Женщина дышала тяжело, но ровно, точно старалась внутренне управлять собой. Так дышат роженицы или же люди, отчаянно пытающиеся подавить рвущийся из горла вопль ужаса.
Пункт восьмой: террористы-смертники всегда смотрят в одну точку прямо перед собой. Видеозаписи и показания свидетелей здесь сходятся на все сто. Никто не знает почему, но все люди-бомбы ведут себя именно так.
Пассажирка номер четыре сидела, вперившись в окно напротив с такой яростной напряженностью, что практически прожгла взглядом дырку в стекле.
Пункты с первого по восьмой — полное совпадение.
Пункты девять, десять, одиннадцать тоже были на месте — самые важные пункты в списке.
Пункт девять: невнятное бормотание. До сих пор все известные террористические атаки вдохновлялись или мотивировались религией, причем почти исключительно мусульманской. Мусульмане же, как известно, имеют обыкновение молиться совершенно открыто. Очевидцы, кому повезло остаться в живых, свидетельствуют о нескончаемых заклинаниях, произносимых едва слышно и более-менее невнятно, но движущимися губами. Губы пассажирки номер четыре явно что-то шептали.
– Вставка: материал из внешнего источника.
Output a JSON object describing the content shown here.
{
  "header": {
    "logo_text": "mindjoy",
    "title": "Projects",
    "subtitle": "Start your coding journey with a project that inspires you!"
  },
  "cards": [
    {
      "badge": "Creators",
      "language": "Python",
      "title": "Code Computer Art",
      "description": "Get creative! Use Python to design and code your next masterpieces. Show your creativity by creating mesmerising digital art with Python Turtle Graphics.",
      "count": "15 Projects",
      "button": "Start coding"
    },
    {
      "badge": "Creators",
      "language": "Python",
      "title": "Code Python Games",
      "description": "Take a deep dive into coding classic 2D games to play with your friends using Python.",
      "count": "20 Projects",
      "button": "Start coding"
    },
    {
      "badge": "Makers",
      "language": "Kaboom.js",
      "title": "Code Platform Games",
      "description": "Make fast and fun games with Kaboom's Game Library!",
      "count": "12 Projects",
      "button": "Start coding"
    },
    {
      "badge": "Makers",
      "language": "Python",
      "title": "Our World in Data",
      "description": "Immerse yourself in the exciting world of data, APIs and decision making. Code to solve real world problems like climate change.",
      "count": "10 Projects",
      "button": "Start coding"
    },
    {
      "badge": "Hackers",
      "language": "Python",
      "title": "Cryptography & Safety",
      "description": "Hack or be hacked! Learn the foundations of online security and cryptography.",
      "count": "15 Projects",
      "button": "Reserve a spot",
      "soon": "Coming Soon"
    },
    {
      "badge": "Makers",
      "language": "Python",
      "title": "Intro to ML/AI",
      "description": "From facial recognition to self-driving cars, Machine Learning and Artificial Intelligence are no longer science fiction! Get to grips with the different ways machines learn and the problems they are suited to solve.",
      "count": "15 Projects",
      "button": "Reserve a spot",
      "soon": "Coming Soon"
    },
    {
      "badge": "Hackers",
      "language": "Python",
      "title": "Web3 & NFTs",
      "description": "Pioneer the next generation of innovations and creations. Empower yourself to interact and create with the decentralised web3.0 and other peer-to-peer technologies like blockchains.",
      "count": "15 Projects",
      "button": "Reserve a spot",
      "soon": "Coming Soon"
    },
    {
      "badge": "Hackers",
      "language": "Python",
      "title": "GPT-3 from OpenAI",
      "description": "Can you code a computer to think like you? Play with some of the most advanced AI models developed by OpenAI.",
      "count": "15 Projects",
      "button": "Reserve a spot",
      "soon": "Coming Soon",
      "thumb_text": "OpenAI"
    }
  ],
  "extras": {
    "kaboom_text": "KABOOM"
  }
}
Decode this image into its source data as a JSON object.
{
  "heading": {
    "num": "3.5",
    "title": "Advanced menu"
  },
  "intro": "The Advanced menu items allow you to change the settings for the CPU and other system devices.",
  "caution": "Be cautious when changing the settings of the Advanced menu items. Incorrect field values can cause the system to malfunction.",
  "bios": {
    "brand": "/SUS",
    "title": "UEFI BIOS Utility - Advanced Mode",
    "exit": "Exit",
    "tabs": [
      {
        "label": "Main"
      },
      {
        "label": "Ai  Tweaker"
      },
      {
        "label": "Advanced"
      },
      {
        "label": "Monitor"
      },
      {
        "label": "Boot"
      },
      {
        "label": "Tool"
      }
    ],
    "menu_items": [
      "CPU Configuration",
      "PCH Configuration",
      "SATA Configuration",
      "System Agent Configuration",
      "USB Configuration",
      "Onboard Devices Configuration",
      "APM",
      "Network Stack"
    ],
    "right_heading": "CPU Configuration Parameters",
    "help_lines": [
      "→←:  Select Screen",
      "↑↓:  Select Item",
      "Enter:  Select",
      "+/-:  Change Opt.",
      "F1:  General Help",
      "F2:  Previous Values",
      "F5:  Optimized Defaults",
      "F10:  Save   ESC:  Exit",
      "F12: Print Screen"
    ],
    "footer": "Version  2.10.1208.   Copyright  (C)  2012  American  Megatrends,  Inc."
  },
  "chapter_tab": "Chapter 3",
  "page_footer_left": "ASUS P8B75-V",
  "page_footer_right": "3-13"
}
«23-я улица». Двери открылись. Никто не вышел. Никто не вошел. Поезд двинулся дальше.
Пункт десять: большая сумка.
Свежий динамит — взрывчатка довольно стабильная. Чтобы привести «адскую машину» в действие, нужен детонатор. Детонаторы соединяют шнуром с источником электропитания и выключателем. Те большие штуковины с проворачивающимися ручками, что показывают в старых вестернах, — как раз и то и другое. Не слишком-то практичная вещь, когда бомбу нужно переносить. Для переносных устройств нужна батарея, причем большая, прямоугольная, размером с хорошую консервную банку, — из тех, что продают в магазинах электротоваров для очень серьезных фонарей. Чересчур большая и слишком тяжелая, чтобы носить в кармане, — отсюда большая сумка. Батарею пристраивают на дне, а провода от нее идут к выключателю и дальше, сквозь незаметную прорезь в задней части сумки, под край одежды не по сезону.
На коленях пассажирки номер четыре стояла большая черная «почтальонская» сумка, ремень был перекинут через плечо.
Поезд остановился на «28-й». Никто не вошел. Никто не вышел. Поезд двинулся дальше.
Пункт одиннадцать: руки внутри сумки.
Двадцать лет назад этот пункт был только-только добавлен к списку. Незадолго до того спецслужбы Израиля и некоторые смельчаки из обычной публики применили новую тактику. Если что-то вызвало подозрение, не пытайтесь спасаться бегством. Без толку. Шрапнель все равно быстрее. Вместо этого надо резко рвануть вперед и, обхватив подозреваемого как можно крепче, стиснуть его в медвежьих объятиях. Пригвоздить руки террориста к бокам. Не дать дотянуться до выключателя. Так удалось предотвратить несколько терактов. Спасти десятки жизней. Но смертники быстро усвоили урок. Сегодня их учат не снимать большой палец с кнопки, и тактика «медвежьих объятий» потеряла смысл. Кнопка — в сумке, рядом с батареей. Отсюда и руки внутри.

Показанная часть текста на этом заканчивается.